To date, studies specifically investigating risk factors and outcomes associated with AKI are limited. We found that patients who developed AKI had a strongly increased risk for mortality, with a pooled risk ratio of 4.6. However, these findings should be regarded as hypothesis-generating since most studies only provided crude numbers and our estimates were not adjusted for confounding. The recent study by Hirsch et al. [164], which studied 5449 individuals admitted to hospitals across New York and was included in our meta-analysis, found that 35% of patients who developed AKI died. A recent preprint shows an adjusted OR for mortality of 9.6 [5]. These findings underline that AKI portends a poor prognosis. In meta-regression analyses, we found that age, male sex and history of cardiovascular disease, diabetes, hypertension and CKD were significantly associated with a higher incidence of AKI. These findings are consistent with studies investigating risk factors for COVID-19-related mortality [35, 75, 166]. Future studies should confirm our observations.

Studies included in our review [3, 35] indicate that up to 60% of patients present with haematuria and proteinuria. A recent study showed that 75% of patients admitted to hospital had kidney abnormalities, with either haematuria (42%), proteinuria (66%) or AKI (5%) [4]. There are several plausible mechanisms for the kidney involvement in COVID-19 [2]. Recent autopsy reports showed evidence of SARS-CoV-2 nucleocapsid proteins in kidney tubules, including significant acute tubular injury, endothelial damage, pigment casts related to rhabdomyolysis and inflammation [7–9]. The limited studies to date suggest acute tubular necrosis as the major cause of AKI, although cytokine storm, a prothrombotic state, organ crosstalk between lungs and kidneys and rhabdomyolysis may also contribute to the development of AKI [2, 4, 163].

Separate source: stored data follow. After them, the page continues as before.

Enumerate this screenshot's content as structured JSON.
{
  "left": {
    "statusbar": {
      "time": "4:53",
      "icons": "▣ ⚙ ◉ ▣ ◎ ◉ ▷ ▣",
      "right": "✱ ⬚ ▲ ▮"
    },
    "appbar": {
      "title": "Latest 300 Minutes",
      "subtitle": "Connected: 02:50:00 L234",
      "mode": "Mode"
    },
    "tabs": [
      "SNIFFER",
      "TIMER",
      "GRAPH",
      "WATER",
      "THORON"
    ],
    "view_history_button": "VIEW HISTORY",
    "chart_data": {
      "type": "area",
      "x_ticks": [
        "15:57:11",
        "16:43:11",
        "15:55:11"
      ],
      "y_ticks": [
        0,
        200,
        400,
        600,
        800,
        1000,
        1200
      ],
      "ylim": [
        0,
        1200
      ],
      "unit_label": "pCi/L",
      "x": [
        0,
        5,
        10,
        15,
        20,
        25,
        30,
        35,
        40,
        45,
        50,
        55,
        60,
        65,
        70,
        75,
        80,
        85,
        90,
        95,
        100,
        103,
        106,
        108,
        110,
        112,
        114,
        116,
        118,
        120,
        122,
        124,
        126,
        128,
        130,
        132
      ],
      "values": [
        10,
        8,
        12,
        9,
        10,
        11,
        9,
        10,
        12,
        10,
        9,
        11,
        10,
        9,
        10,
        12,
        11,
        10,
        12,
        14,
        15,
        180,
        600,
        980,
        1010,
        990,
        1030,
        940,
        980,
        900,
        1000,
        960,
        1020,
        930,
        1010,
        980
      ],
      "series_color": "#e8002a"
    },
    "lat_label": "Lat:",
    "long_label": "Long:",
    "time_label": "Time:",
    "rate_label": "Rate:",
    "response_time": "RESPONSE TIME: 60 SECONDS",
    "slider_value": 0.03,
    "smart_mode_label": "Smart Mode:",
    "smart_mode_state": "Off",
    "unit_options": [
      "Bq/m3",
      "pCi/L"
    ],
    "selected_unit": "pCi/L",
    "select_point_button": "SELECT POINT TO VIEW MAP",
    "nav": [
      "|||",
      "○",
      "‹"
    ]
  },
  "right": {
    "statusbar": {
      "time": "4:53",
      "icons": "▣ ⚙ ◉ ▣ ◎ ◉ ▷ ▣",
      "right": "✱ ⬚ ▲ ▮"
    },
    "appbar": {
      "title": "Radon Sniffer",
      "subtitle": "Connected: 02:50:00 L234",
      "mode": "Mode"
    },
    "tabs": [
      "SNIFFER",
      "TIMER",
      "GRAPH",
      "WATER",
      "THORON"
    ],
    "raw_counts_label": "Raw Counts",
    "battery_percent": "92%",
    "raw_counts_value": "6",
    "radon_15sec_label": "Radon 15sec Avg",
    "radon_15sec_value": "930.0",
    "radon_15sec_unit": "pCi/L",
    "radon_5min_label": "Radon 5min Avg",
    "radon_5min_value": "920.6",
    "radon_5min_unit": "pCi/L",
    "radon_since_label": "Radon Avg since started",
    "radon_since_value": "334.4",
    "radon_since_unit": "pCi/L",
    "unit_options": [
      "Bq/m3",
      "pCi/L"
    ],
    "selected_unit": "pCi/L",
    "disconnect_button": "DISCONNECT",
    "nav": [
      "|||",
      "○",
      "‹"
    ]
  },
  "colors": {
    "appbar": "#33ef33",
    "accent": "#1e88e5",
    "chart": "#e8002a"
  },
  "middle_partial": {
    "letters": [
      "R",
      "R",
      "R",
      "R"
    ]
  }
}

To our knowledge, this is the most comprehensive overview of AKI and KRT among hospitalized COVID-19 patients to date. The strengths of this systematic review include the large number of studies included that allowed for precise estimation of incidences and the rich diversity of the populations included. Our results can be used to support decision-making and workforce planning. In addition, the systematic overview of all published studies allowed the discernment of patterns of geographic variability in AKI incidence that were previously not well understood. Our study has some limitations. First, most studies had only a short follow-up and in less than half of studies >80% of patients were discharged or had died. This could potentially underestimate the incidence of AKI since patients in-hospital can still develop AKI. Second, our estimates for risk factors and outcomes associated with AKI were not adjusted for confounders. These findings should therefore be considered as hypothesis-generating. Third, we did not include non-English publications. Fourth, the definition of AKI was unclear in 31% of studies. When contacting the authors of studies that did not report the definition of AKI, the majority acknowledged that KDIGO criteria were used. For the remaining studies, only the most severe cases could have been reported, leading to an underestimate of AKI incidence. We therefore urge researchers to report definitions according to KDIGO criteria. Lastly, it is possible that some studies from China included overlapping patients. However, our sensitivity analysis excluding all studies with suspicion of potential overlap showed very similar estimates to our main analyses.

In conclusion, AKI and KRT are common among individuals hospitalized for COVID-19 and are associated with a poor prognosis. Future studies need to further elucidate the long-term outcomes of COVID-19-associated AKI.